Resumo Por Capítulo: Frankenstein ou O Prometeu Moderno


Carta IV


Walton relata à irmã um acontecimento extraordinário ocorrido quando o navio ficou quase cercado pelo gelo, em meio a uma neblina espessa. Depois que a névoa se dissipou, a tripulação viu enormes planícies geladas em todas as direções e, logo em seguida, uma figura estranha: um trenó puxado por cães avançava para o norte, conduzido por um ser de aparência humana, mas de estatura gigantesca. A visão causa espanto porque eles acreditavam estar a grande distância de qualquer terra habitada, mas o gelo os impede de seguir o rastro.

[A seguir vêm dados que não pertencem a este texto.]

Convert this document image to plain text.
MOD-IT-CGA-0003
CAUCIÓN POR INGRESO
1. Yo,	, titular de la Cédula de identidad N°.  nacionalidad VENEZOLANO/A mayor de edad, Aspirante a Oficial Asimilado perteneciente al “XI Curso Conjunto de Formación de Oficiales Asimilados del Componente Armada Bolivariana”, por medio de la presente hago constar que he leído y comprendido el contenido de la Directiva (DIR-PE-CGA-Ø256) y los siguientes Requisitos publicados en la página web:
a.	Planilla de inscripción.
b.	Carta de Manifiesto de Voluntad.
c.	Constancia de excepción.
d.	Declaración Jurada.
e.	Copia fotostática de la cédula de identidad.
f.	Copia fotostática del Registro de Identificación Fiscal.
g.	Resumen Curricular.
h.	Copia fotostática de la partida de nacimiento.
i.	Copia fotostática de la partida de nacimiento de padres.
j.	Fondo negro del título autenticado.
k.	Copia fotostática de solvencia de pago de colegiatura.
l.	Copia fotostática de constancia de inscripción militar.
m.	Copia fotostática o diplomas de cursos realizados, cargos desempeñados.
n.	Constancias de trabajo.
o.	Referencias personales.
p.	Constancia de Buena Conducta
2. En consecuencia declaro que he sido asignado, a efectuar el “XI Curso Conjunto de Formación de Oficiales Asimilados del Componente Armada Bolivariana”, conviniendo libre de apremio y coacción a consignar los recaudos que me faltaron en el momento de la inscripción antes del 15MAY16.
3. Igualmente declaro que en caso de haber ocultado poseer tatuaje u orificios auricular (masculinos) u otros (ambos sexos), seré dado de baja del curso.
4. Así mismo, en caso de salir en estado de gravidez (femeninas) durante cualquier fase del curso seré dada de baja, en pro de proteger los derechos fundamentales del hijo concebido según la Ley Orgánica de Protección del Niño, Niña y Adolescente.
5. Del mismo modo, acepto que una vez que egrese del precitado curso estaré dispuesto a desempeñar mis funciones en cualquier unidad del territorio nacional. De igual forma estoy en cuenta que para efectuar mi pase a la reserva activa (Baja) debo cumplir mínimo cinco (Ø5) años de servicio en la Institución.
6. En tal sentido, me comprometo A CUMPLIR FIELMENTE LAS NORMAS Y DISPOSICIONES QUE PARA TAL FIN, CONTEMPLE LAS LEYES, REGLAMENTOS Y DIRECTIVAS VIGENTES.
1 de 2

Horas depois, o gelo se rompe e o navio é libertado, embora a tripulação espere até a manhã para se mover com segurança. Ao amanhecer, os marinheiros encontram outro trenó à deriva sobre um bloco de gelo, com apenas um cão vivo e um homem quase morto pelo frio, pela fome e pelo cansaço. Diferente da figura vista antes, ele é europeu. Antes de aceitar ajuda, porém, pergunta para onde o navio se dirige; só consente em subir a bordo ao saber que Walton viaja em direção ao polo norte. Sua condição é extrema: desmaia, precisa ser reanimado e passa dias sem conseguir falar.

Walton cuida do desconhecido em sua própria cabine e logo se sente profundamente atraído por ele. O homem parece arruinado pelo sofrimento, alternando expressões de ferocidade, loucura e desespero com momentos de grande doçura quando recebe algum gesto de bondade. A tripulação deseja interrogá-lo, mas Walton impede que o perturbem. Ainda assim, descobre-se que ele estava perseguindo alguém que fugira dele, aparentemente o mesmo ser gigantesco visto no trenó anterior, a quem o desconhecido chama de “demônio”. A partir daí, ele demonstra intensa ansiedade em vigiar o horizonte, temendo ou esperando reencontrar seu perseguido.

Com o passar dos dias, Walton registra que seu afeto pelo hóspede cresce. O desconhecido se recupera fisicamente, passa a frequentar o convés e revela inteligência, cultura, eloquência e gentileza. Interessa-se pela expedição de Walton, faz perguntas sobre seus objetivos e sugere melhorias úteis em seus planos, sempre sem arrogância. Ao mesmo tempo, permanece tomado por uma tristeza profunda, isolando-se em certos momentos, embora ainda seja capaz de se comover com a beleza da natureza, como o céu estrelado, o mar e as paisagens geladas.

Walton vê nele justamente o amigo que antes julgava impossível encontrar no oceano: alguém sábio, sensível e capaz de compreendê-lo. Ao falar de seu desejo por uma amizade que o orientasse, ouve do desconhecido que a amizade é possível, pois ele mesmo já teve um amigo nobre, mas perdeu tudo e não pode recomeçar. Essa dor contida aumenta ainda mais a compaixão de Walton, que passa a admirá-lo como uma criatura elevada, agora destruída pela miséria.

Por fim, o desconhecido decide contar sua história. Diz que Walton busca conhecimento e sabedoria como ele próprio buscou, e teme que a satisfação desse desejo se torne também para o capitão uma fonte de sofrimento. Afirma que sua narrativa envolverá acontecimentos aparentemente impossíveis, mas capazes de provar sua verdade pelo próprio encadeamento. Walton, dividido entre curiosidade e pena, aceita ouvi-lo e decide registrar o relato com a maior fidelidade possível, quase nas palavras do próprio homem, acreditando que esse manuscrito terá grande importância no futuro.